Your first step will be to prepare a resume. If you need help with the resume, please contact Career Services (building 3-108). Your next step will be to meet with the co-op and internship coordinator in Career Services. The purpose of the meeting will be to review your credentials and also to discuss placement possibilities. An important feature of this meeting is that the coordinator will assist you to locate a placement site.
Should I begin my search for a co-op or internship before meeting with the co-op and internship coordinator?
Excellent idea! The key to a good internship is preparation. Call it pre-experience readiness. The idea is to research careers of interest to obtain specific information (e.g. majors, employment opportunities, academic requirements, starting salaries). You could begin your search by talking with a faculty person in your career field at MCC. Also talk with family, friends, and relatives who are in career fields of interest to you. In addition, proceed to the following MCC websites: Career Coach; or Handshake. These websites will give you free access to internships, jobs, and companies. One more good reference would be the Occupational Outlook Handbook. Once you have done your homework, you are ready to meet with the co-op and internship coordinator in the Career Services Office.

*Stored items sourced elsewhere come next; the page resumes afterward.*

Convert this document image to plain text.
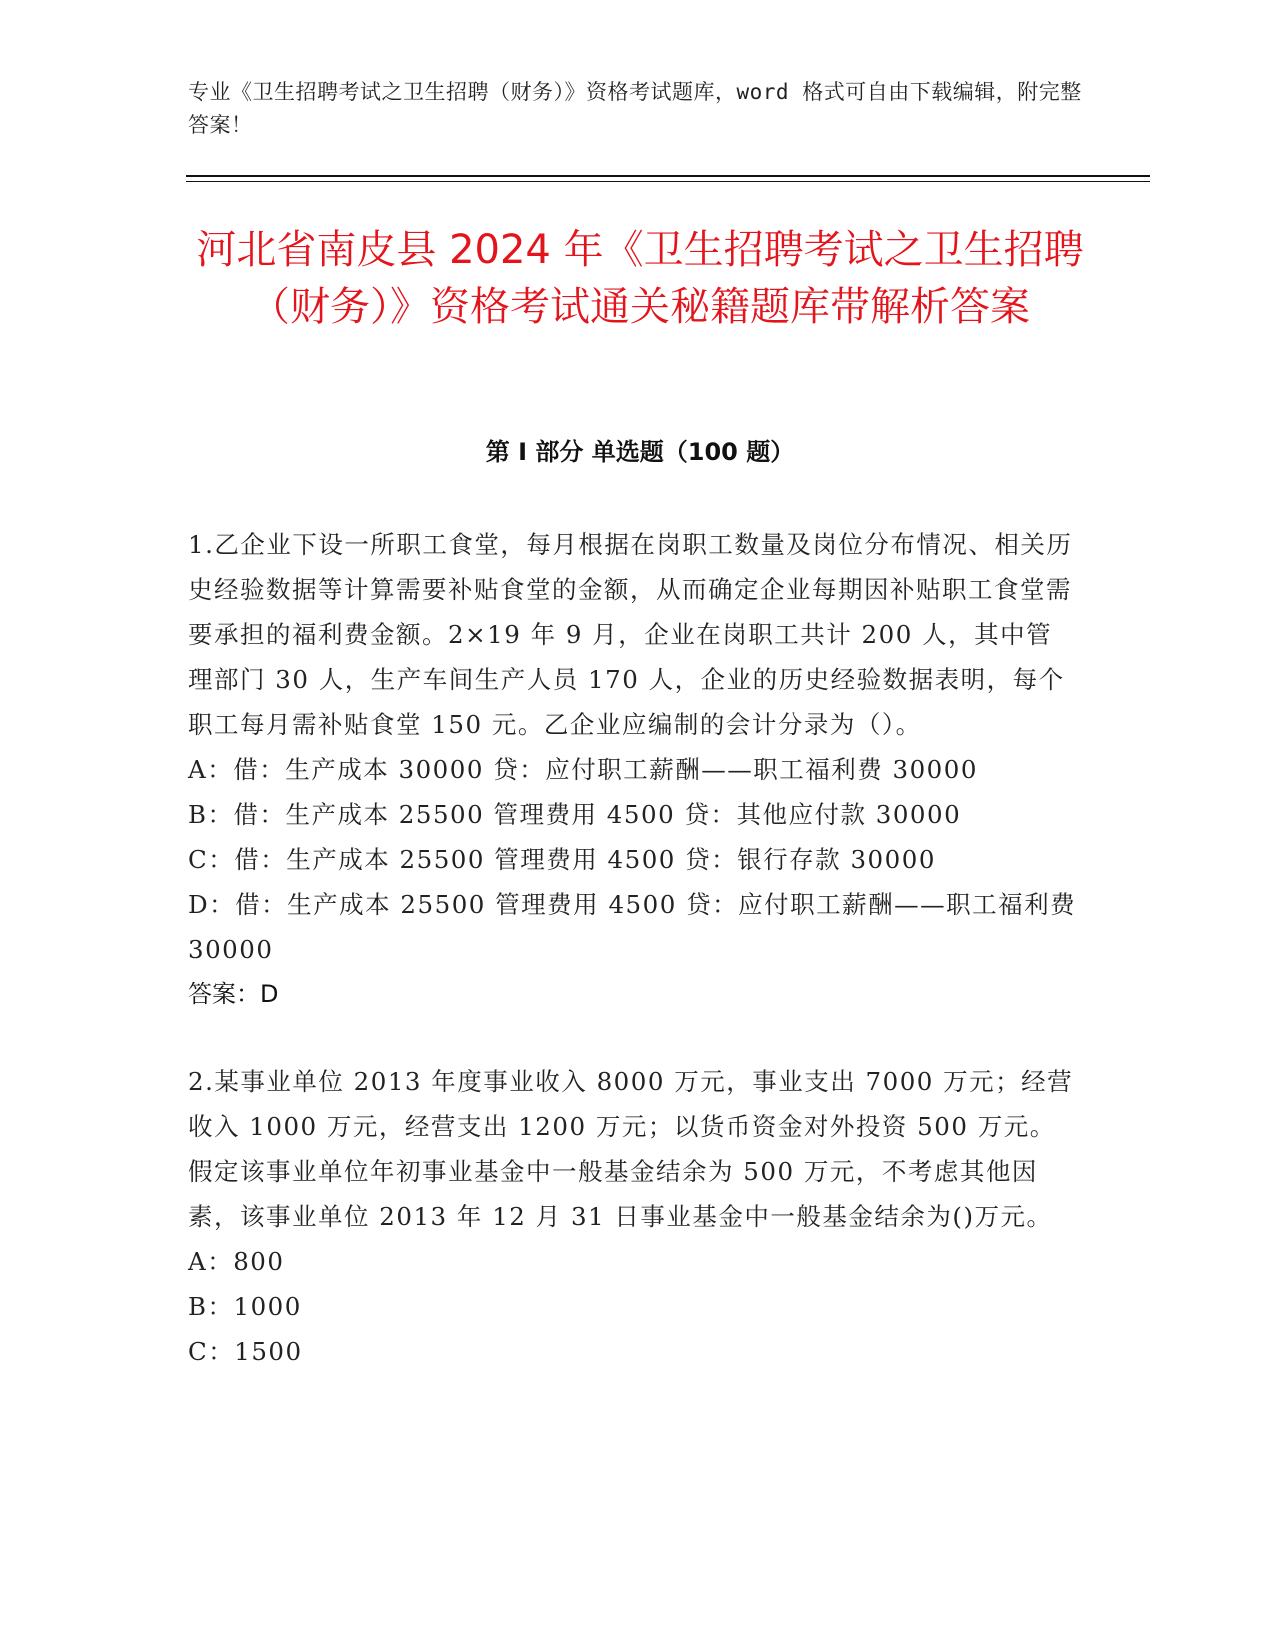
专业《卫生招聘考试之卫生招聘（财务）》资格考试题库，word 格式可自由下载编辑，附完整答案！
河北省南皮县 2024 年《卫生招聘考试之卫生招聘（财务）》资格考试通关秘籍题库带解析答案
第 I 部分 单选题（100 题）

1.乙企业下设一所职工食堂，每月根据在岗职工数量及岗位分布情况、相关历史经验数据等计算需要补贴食堂的金额，从而确定企业每期因补贴职工食堂需要承担的福利费金额。2×19 年 9 月，企业在岗职工共计 200 人，其中管理部门 30 人，生产车间生产人员 170 人，企业的历史经验数据表明，每个职工每月需补贴食堂 150 元。乙企业应编制的会计分录为（）。

A：借：生产成本 30000 贷：应付职工薪酬——职工福利费 30000

B：借：生产成本 25500 管理费用 4500 贷：其他应付款 30000

C：借：生产成本 25500 管理费用 4500 贷：银行存款 30000

D：借：生产成本 25500 管理费用 4500 贷：应付职工薪酬——职工福利费 30000

答案：D

2.某事业单位 2013 年度事业收入 8000 万元，事业支出 7000 万元；经营收入 1000 万元，经营支出 1200 万元；以货币资金对外投资 500 万元。假定该事业单位年初事业基金中一般基金结余为 500 万元，不考虑其他因素，该事业单位 2013 年 12 月 31 日事业基金中一般基金结余为()万元。

A：800

B：1000

C：1500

Experience Based Learning (EBL)
This is a career work experience (most likely unpaid) that can help you identify a future career. You may enroll in the course, EBL 101, for one semester and earn 3 credits, fall, spring, or summer. This course is a perfect alternative to more formal ways of seeking a career work experience such as a co-op or internship. If you wish to participate, seek out a business or organization interested in sponsoring you. At the conclusion of a successful work experience (113 hours), and the successful completion of a weekly summary journal, a personal reaction paper and an employer evaluation, you will be awarded three elective credits. A major advantage of this program is that it will assist you to acquire a record of work experience for your resume. This work based learning option may not be repeated for credit.
Walt Disney College Program
Does your heart beat when the word Disney is mentioned? If you are one of the lucky 6,000 students selected each semester from over 20,000 applicants nationwide, you can participate in an internship with one of the most successful entertainment companies in the world - the Walt Disney Company. MCC is one of 400 colleges who sends students to Disney World or Disneyland each fall and spring semester with the opportunity to extend your stay over the summer months.
Selection into the program is limited to those who have a passion, personality, and desire to participate with Disney to create magic for the thousands of people who visit Florida or California each year. All degree programs qualify you to apply. Selection comes after a rigorous selection process: prepare an application that is thoroughly reviewed for background information, do a computer interview to determine if you fit into the Disney environment, and then participate in a telephone interview to let Disney know that you have what it takes to help make the magic that draws people to the theme parks.
You must meet MCC’s academic and attendance requirements to apply for the internship, namely a C average among your academic courses prior to applying (some exceptions), and be in attendance at MCC for at least one semester. If, for example, you are a freshman coming to the college, you can apply the first semester to participate in the internship starting in your second semester. Students who successfully complete the program, receive a Ducktorate Degree from Disney, and six elective credits from MCC. Your Ducktorate degree is earned by taking a formal course while on the Disney internship that has been approved by the American Council on Education (ACE), a national accrediting association.